L2 · Data Operations✓ mapped

Supports specialized LoRA fine-tuning, which requires user-uploaded image datasets. Threats include training data poisoning (injecting backdoors into custom LoRAs), data exfiltration of private training images, and lack of provenance for the 500+ pre-existing models.

L3 · Agent Frameworks⚠ not certain from listing

Not certain from the listing — The platform appears to be a direct pipeline for image generation rather than an agentic framework. If orchestration exists, threats include insecure parameter parsing or API injection during generation requests.

L4 · Deployment & Infrastructure⚠ not certain from listing

Not certain from the listing — Likely hosted on GPU-enabled cloud infrastructure with API endpoints. Threats include GPU resource exhaustion (DoS), unauthorized API access, and container escape during resource-intensive LoRA training processes.

L5 · Evaluation & Observability⚠ not certain from listing

Not certain from the listing — No mention of content moderation guardrails or generation logging. Threats include blind spots in detecting policy-violating image generations and lack of drift detection for fine-tuned models.

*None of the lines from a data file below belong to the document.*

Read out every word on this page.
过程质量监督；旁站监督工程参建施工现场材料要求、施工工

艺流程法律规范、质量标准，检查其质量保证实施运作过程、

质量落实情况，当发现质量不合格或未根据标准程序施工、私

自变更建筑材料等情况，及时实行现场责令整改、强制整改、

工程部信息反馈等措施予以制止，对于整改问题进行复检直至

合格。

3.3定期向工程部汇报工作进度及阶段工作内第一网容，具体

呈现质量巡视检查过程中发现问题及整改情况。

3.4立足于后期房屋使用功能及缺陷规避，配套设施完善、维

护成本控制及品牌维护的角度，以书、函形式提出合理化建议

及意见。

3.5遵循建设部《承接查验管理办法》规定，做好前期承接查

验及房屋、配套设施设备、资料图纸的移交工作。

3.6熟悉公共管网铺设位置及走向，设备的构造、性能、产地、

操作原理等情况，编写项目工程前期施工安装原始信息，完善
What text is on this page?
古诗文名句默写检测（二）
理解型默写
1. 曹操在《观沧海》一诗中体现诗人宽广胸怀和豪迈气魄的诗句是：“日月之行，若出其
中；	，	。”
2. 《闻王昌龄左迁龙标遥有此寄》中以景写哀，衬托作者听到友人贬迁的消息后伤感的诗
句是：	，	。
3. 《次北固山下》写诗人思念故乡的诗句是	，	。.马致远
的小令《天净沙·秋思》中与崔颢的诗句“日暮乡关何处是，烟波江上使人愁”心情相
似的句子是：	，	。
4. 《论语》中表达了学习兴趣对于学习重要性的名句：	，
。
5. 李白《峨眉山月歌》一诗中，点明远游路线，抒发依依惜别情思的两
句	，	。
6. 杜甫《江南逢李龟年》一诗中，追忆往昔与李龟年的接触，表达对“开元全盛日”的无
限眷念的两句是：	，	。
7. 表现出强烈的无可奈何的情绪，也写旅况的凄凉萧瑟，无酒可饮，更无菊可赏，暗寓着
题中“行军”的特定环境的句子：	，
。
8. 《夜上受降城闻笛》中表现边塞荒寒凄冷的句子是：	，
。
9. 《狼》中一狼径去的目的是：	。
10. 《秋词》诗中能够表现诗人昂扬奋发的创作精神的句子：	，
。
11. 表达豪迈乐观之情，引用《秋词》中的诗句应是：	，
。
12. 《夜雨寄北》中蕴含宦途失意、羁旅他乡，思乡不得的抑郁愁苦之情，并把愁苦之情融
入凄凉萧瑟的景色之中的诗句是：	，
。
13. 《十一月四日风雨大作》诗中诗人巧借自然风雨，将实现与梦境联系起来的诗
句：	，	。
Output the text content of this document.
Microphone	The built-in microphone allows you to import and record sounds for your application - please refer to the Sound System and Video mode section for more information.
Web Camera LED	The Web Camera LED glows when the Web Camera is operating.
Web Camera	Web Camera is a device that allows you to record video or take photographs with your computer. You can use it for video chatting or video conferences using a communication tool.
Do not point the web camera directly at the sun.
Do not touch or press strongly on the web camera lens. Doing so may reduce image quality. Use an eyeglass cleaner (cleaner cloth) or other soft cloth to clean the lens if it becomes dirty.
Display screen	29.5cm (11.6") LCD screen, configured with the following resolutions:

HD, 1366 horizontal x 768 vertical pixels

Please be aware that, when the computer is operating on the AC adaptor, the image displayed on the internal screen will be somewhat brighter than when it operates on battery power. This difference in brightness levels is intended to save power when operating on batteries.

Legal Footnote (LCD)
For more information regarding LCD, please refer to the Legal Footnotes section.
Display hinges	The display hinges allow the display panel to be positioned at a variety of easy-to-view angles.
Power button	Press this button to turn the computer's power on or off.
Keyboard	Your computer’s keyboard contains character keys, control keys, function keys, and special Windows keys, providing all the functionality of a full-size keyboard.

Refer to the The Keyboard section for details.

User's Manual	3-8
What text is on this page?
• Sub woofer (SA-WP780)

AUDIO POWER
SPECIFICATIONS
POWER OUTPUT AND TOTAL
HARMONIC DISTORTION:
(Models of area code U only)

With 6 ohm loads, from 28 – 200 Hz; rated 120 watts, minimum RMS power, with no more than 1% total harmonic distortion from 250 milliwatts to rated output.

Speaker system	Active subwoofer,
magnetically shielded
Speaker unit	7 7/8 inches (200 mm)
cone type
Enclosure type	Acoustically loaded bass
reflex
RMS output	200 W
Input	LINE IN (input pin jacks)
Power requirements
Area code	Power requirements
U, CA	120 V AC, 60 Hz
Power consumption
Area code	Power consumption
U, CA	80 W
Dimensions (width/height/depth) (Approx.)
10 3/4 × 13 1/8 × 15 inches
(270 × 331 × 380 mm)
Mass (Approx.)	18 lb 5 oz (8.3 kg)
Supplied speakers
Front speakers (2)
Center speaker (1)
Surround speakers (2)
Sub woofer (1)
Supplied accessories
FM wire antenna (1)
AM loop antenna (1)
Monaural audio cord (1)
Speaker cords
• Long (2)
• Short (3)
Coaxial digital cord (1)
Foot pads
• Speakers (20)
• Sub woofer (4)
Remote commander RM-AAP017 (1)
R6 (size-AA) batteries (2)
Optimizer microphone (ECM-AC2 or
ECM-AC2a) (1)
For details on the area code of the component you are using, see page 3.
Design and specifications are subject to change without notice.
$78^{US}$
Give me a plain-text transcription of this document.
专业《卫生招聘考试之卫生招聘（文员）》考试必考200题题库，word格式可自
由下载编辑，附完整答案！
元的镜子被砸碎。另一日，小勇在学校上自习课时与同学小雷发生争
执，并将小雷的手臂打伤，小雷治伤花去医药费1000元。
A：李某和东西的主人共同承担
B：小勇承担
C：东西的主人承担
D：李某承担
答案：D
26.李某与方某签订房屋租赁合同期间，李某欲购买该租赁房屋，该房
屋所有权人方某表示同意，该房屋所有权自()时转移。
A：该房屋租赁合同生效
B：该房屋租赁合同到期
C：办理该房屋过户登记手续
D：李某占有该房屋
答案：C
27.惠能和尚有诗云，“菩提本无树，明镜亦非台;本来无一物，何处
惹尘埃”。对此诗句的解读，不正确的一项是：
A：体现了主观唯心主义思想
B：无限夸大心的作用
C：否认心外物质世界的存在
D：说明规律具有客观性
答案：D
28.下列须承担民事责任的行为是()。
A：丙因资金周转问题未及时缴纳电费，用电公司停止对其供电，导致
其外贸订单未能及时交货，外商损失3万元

L6 · Security & Compliance (cross-cutting)⚠ not certain from listing

Not certain from the listing — No explicit compliance certifications (e.g., GDPR, SOC2) or robust RBAC mentioned. Threats include unauthorized use of API keys and lack of audit trails for generated content.

L7 · Agent Ecosystem⚠ not certain from listing

Not certain from the listing — The platform operates as a standalone API/service. If integrated into multi-agent workflows, threats include cascading failures or downstream injection via generated image metadata.

MAESTRO — the 7-layer agentic threat-modeling framework (Cloud Security Alliance / Ken Huang).